Kisung Koh uses his art to open gateways into nature’s spiritual dimensions and explores the intimate connections he has built with wildlife during his lifetime. Drawing heavily on the memories and dreams provided to him by the sheer awe inspiring spectacles he has witnessed in the great outdoors, Koh pays tribute by creating imagery that is suggestive of the metaphysical energies and bonds which can exist between two living creatures, even when interacting from a distance. Over the years, Koh has had the honour of coming in close contact with many wild animals in their natural habitats, and has become aware of these energies, which have manifested themselves to him with an ethereal majesty. Through his art, Koh captures the essence and beauty of the natural world, and reminds us that our relationships with it are often more precious and rewarding than we sometimes take the time to remember.
Kisung Koh was born in 1985 in South Korea, where he lived until 2006, when his family moved to Canada. Since becoming a professional artist, Koh has exhibited his art around the world and has become a much sought after name within the New Contemporary Art scene.
WOW x WOW is truly grateful to Koh for allowing us to interrupt his valuable painting time in order to ask him a few questions. Read on to discover a little bit more about this talented young artist.
Hi Koh, thanks for taking the time to chat. Firstly, can you tell us a little about your upbringing in Korea and what influence that chapter of your life has had on your art?
Thank you for giving me this opportunity, I’m very honored. My family moved to Canada in mid 2006 to let me see the bigger world and nature. I had previously lived in small town suburbs and Seoul, the biggest city in South Korea. I think my childhood memories of those small towns with their rivers and mountains really influenced me.
You now live in Toronto, Canada. What do you like about the area and what was your original motivation for moving there?
To be honest, I wanted to move somewhere else, that has more ‘nature’, but somehow I ended up here. Haha.
What have you had in the way of formal training and do you feel it was beneficial to you?
I studied BAA Illustration in Sheridan College, Canada, and I think it truly helped me to figure out what I really want in my life and where my passion is. One thing I regret, is that I should’ve experimented more with the other various art forms while I was in school.
You have two distinct sides to the art you create. On the one hand, you have your beautiful wildlife inspired pieces and on the other you have your intriguing and whimsical illustrative work. Please talk to us about these different sides of your creative output and the themes you like to explore within each?
Well, I love animals and nature. They are everything for me. I also love to create cute, weird and ridiculous things that I love, as these are the images that represent my old memories and also my daily life, unlike the way I tackle the ‘beautiful wildlife inspired pieces’ in a surreal and conceptual way. I’m trying to develop the idea of combining both sides eventually.
Your love for nature, and animals in particular, is very apparent in your work. What would you say is the biggest inspiration for the more surreal aspects of what you paint?
It’s really hard to explain, but the invisible ‘spirit’ around the animals that I have ‘witnessed’.
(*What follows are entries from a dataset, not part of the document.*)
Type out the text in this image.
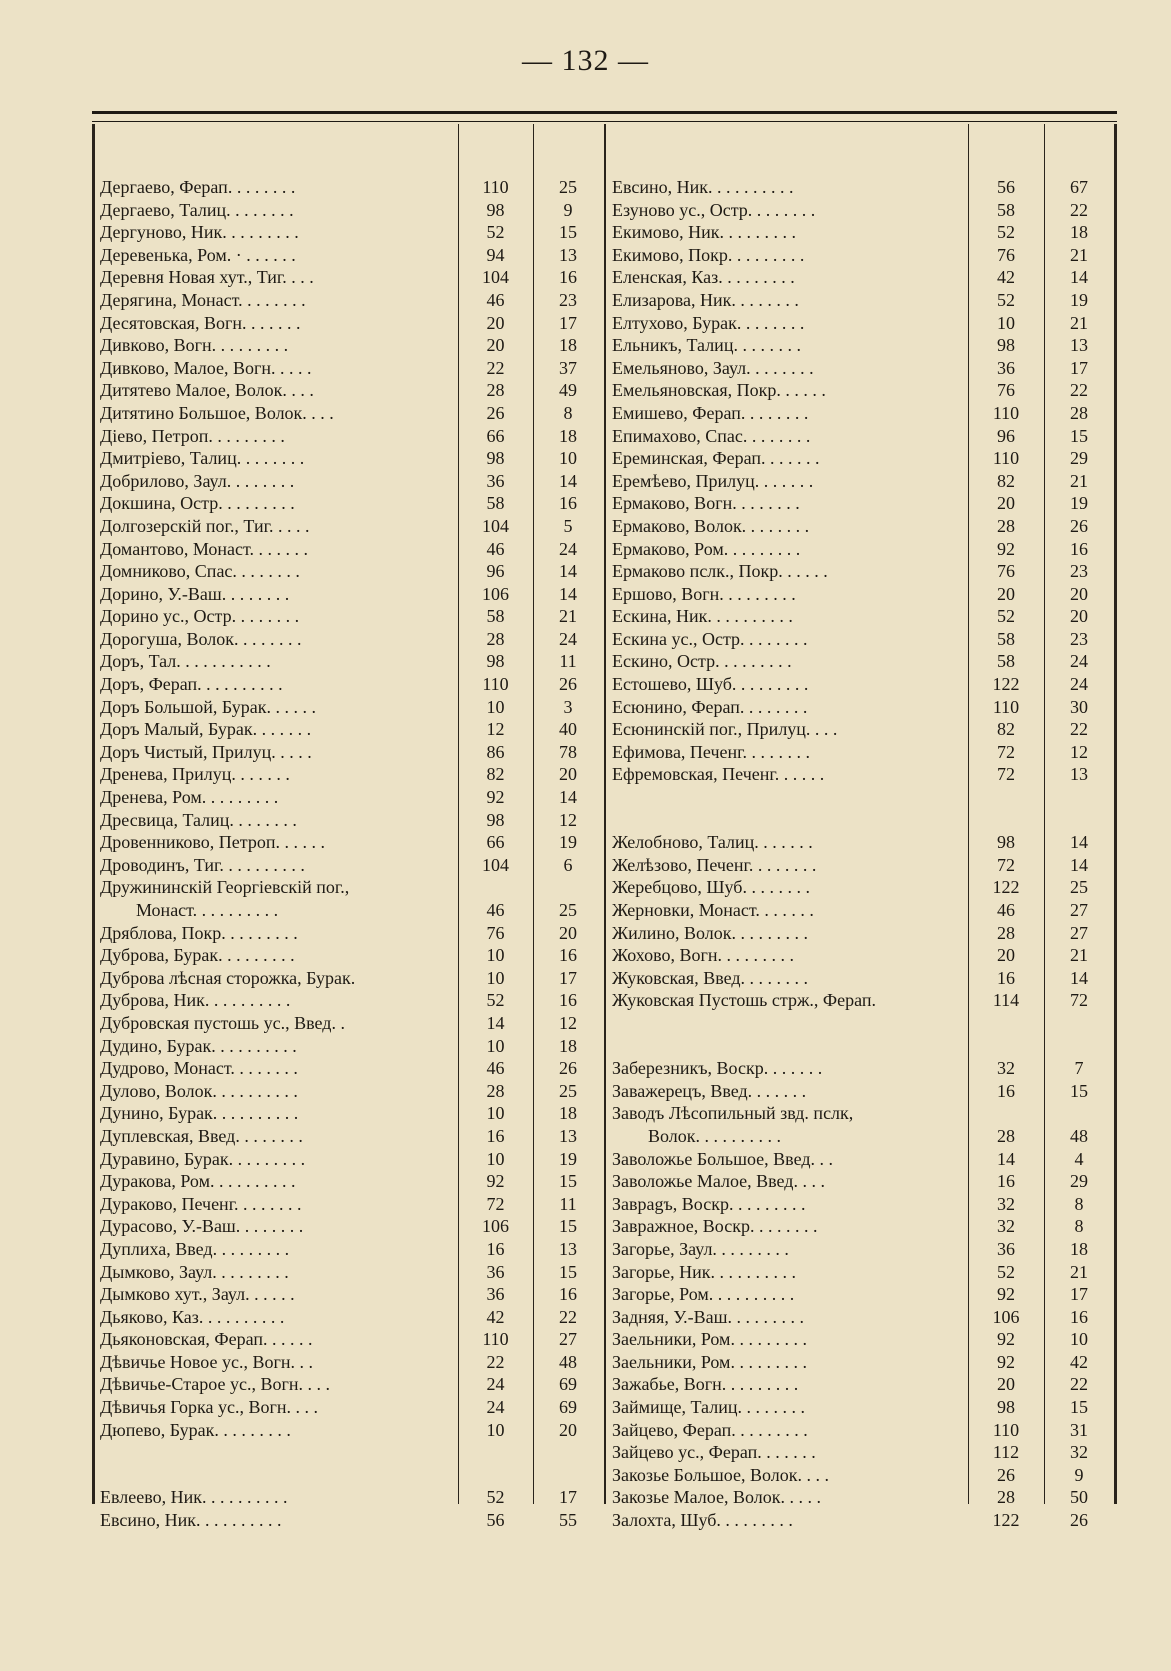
— 132 —
Дергаево, Ферап. . . . . . . .	110	25
Дергаево, Талиц. . . . . . . .	98	9
Дергуново, Ник. . . . . . . . .	52	15
Деревенька, Ром. · . . . . . .	94	13
Деревня Новая хут., Тиг. . . .	104	16
Дерягина, Монаст. . . . . . . .	46	23
Десятовская, Вогн. . . . . . .	20	17
Дивково, Вогн. . . . . . . . .	20	18
Дивково, Малое, Вогн. . . . .	22	37
Дитятево Малое, Волок. . . .	28	49
Дитятино Большое, Волок. . . .	26	8
Діево, Петроп. . . . . . . . .	66	18
Дмитріево, Талиц. . . . . . . .	98	10
Добрилово, Заул. . . . . . . .	36	14
Докшина, Остр. . . . . . . . .	58	16
Долгозерскій пог., Тиг. . . . .	104	5
Домантово, Монаст. . . . . . .	46	24
Домниково, Спас. . . . . . . .	96	14
Дорино, У.-Ваш. . . . . . . .	106	14
Дорино ус., Остр. . . . . . . .	58	21
Дорогуша, Волок. . . . . . . .	28	24
Доръ, Тал. . . . . . . . . . .	98	11
Доръ, Ферап. . . . . . . . . .	110	26
Доръ Большой, Бурак. . . . . .	10	3
Доръ Малый, Бурак. . . . . . .	12	40
Доръ Чистый, Прилуц. . . . .	86	78
Дренева, Прилуц. . . . . . .	82	20
Дренева, Ром. . . . . . . . .	92	14
Дресвица, Талиц. . . . . . . .	98	12
Дровенниково, Петроп. . . . . .	66	19
Дроводинъ, Тиг. . . . . . . . . .	104	6
Дружининскій Георгіевскій пог.,
Монаст. . . . . . . . . .	46	25
Дряблова, Покр. . . . . . . . .	76	20
Дуброва, Бурак. . . . . . . . .	10	16
Дуброва лѣсная сторожка, Бурак.	10	17
Дуброва, Ник. . . . . . . . . .	52	16
Дубровская пустошь ус., Введ. .	14	12
Дудино, Бурак. . . . . . . . . .	10	18
Дудрово, Монаст. . . . . . . .	46	26
Дулово, Волок. . . . . . . . . .	28	25
Дунино, Бурак. . . . . . . . . .	10	18
Дуплевская, Введ. . . . . . . .	16	13
Дуравино, Бурак. . . . . . . . .	10	19
Дуракова, Ром. . . . . . . . . .	92	15
Дураково, Печенг. . . . . . . .	72	11
Дурасово, У.-Ваш. . . . . . . .	106	15
Дуплиха, Введ. . . . . . . . .	16	13
Дымково, Заул. . . . . . . . .	36	15
Дымково хут., Заул. . . . . .	36	16
Дьяково, Каз. . . . . . . . . .	42	22
Дьяконовская, Ферап. . . . . .	110	27
Дѣвичье Новое ус., Вогн. . .	22	48
Дѣвичье-Старое ус., Вогн. . . .	24	69
Дѣвичья Горка ус., Вогн. . . .	24	69
Дюпево, Бурак. . . . . . . . .	10	20
Евлеево, Ник. . . . . . . . . .	52	17
Евсино, Ник. . . . . . . . . .	56	55
Евсино, Ник. . . . . . . . . .	56	67
Езуново ус., Остр. . . . . . . .	58	22
Екимово, Ник. . . . . . . . .	52	18
Екимово, Покр. . . . . . . . .	76	21
Еленская, Каз. . . . . . . . .	42	14
Елизарова, Ник. . . . . . . .	52	19
Елтухово, Бурак. . . . . . . .	10	21
Ельникъ, Талиц. . . . . . . .	98	13
Емельяново, Заул. . . . . . . .	36	17
Емельяновская, Покр. . . . . .	76	22
Емишево, Ферап. . . . . . . .	110	28
Епимахово, Спас. . . . . . . .	96	15
Ереминская, Ферап. . . . . . .	110	29
Еремѣево, Прилуц. . . . . . .	82	21
Ермаково, Вогн. . . . . . . .	20	19
Ермаково, Волок. . . . . . . .	28	26
Ермаково, Ром. . . . . . . . .	92	16
Ермаково пслк., Покр. . . . . .	76	23
Ершово, Вогн. . . . . . . . .	20	20
Ескина, Ник. . . . . . . . . .	52	20
Ескина ус., Остр. . . . . . . .	58	23
Ескино, Остр. . . . . . . . .	58	24
Естошево, Шуб. . . . . . . . .	122	24
Есюнино, Ферап. . . . . . . .	110	30
Есюнинскій пог., Прилуц. . . .	82	22
Ефимова, Печенг. . . . . . . .	72	12
Ефремовская, Печенг. . . . . .	72	13
Желобново, Талиц. . . . . . .	98	14
Желѣзово, Печенг. . . . . . . .	72	14
Жеребцово, Шуб. . . . . . . .	122	25
Жерновки, Монаст. . . . . . .	46	27
Жилино, Волок. . . . . . . . .	28	27
Жохово, Вогн. . . . . . . . .	20	21
Жуковская, Введ. . . . . . . .	16	14
Жуковская Пустошь стрж., Ферап.	114	72
Заберезникъ, Воскр. . . . . . .	32	7
Заважерецъ, Введ. . . . . . .	16	15
Заводъ Лѣсопильный звд. пслк,
Волок. . . . . . . . . .	28	48
Заволожье Большое, Введ. . .	14	4
Заволожье Малое, Введ. . . .	16	29
Завраgъ, Воскр. . . . . . . . .	32	8
Завражное, Воскр. . . . . . . .	32	8
Загорье, Заул. . . . . . . . .	36	18
Загорье, Ник. . . . . . . . . .	52	21
Загорье, Ром. . . . . . . . . .	92	17
Задняя, У.-Ваш. . . . . . . . .	106	16
Заельники, Ром. . . . . . . . .	92	10
Заельники, Ром. . . . . . . . .	92	42
Зажабье, Вогн. . . . . . . . .	20	22
Займище, Талиц. . . . . . . .	98	15
Зайцево, Ферап. . . . . . . . .	110	31
Зайцево ус., Ферап. . . . . . .	112	32
Закозье Большое, Волок. . . .	26	9
Закозье Малое, Волок. . . . .	28	50
Залохта, Шуб. . . . . . . . .	122	26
What do you wish for the viewers of your art to take away with them?
I know we are not talking about the case of some abstract work that someone is staring at for hours, but I want to create imagery that allows viewers to deeply feel my thoughts and emotions. Although there is plenty evidence of bright or highly saturated colors in my work, I also want viewers to delve deeper and see the hidden sadness in what I create.
In what ways do you feel your work has evolved since you’ve become a professional artist?
It’s hard to pin point the exact ways in which my work has evolved, but I know it has and I believe viewers see that as well.
What is the best piece of advice you have ever been given?
My good mentor, artist Tessar Lo told me, “Just do it, but don’t fuck it up.”
If you could own any piece of art from the world’s collections what would it be and why?
One of Klimt’s pieces, simply because they give me goose bumps.
How do you like to spend your leisure time?
I love walking in a forest or in a park with my baby (dog), Dooly and taking care of my scorpions.
What’s next for Kisung Koh?
I have some group shows before end of this year and into next year, and my first solo exhibit will be in spring 2017.